We have plans for this as well. NIA is working to expand the Insurance Institute of Nepal (IIN) out of Kathmandu as well. It would help to train more workforce required for the industry. The Insurance sector will prosper only if we have qualified agents. Very soon, we will start taking exams of insurance agents through a computer software so that there is no room for irregularities. We are also thinking of starting an Insurance Academy of Nepal to run academic courses related to insurance. We have applied to universities for affiliation. The process will expedite once we get the affiliation.

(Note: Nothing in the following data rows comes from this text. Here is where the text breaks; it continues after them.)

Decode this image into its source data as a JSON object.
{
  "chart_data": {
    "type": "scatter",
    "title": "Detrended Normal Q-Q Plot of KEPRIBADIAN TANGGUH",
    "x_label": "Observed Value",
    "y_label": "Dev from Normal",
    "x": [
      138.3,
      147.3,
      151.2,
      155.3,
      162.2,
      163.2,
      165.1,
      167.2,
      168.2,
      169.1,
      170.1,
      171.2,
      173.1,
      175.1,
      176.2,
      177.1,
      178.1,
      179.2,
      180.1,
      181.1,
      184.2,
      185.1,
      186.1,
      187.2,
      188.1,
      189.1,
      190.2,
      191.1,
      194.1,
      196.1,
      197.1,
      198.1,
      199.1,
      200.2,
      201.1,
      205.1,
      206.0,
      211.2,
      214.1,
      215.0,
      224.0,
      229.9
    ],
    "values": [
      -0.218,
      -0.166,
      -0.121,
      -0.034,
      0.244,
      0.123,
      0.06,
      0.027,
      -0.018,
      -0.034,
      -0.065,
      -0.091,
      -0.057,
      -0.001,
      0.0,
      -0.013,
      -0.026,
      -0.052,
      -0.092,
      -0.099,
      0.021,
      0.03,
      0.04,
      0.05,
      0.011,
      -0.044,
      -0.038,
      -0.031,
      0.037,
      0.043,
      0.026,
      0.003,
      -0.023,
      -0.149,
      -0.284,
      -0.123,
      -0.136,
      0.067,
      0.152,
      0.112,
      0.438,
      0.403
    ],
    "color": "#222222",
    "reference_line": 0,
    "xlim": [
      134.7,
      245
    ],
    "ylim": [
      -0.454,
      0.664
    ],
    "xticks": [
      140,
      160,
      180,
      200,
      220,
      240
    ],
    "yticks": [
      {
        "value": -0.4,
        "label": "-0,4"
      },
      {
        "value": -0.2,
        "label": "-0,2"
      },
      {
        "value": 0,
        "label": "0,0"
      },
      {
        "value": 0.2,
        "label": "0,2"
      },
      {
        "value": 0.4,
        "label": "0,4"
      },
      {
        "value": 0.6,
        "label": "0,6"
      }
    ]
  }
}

The Insurance Authority has put a cap on the general expenses of the insurance companies which have reduced their advertisement and promotional expenses. Won’t it affect insurance literacy?
We had to do something because we realised expenses in those heading were distorting the overall market. We have asked insurance companies to limit their expenses to a certain percentage of their earnings. The expenses of most of the companies are within the limit. Some companies are involved in activities that are distorting the market. We have told companies to set aside 1% of their earnings to CSR activities and 2% of the earnings to professional development of the employees. Some companies are not following this. It is true that we have not been able to look at all this because of other pressing issues. Now we will make sure that companies adhere to our instructions and guidelines. As instructions alone are not bringing results, I think it is high time we swung into action.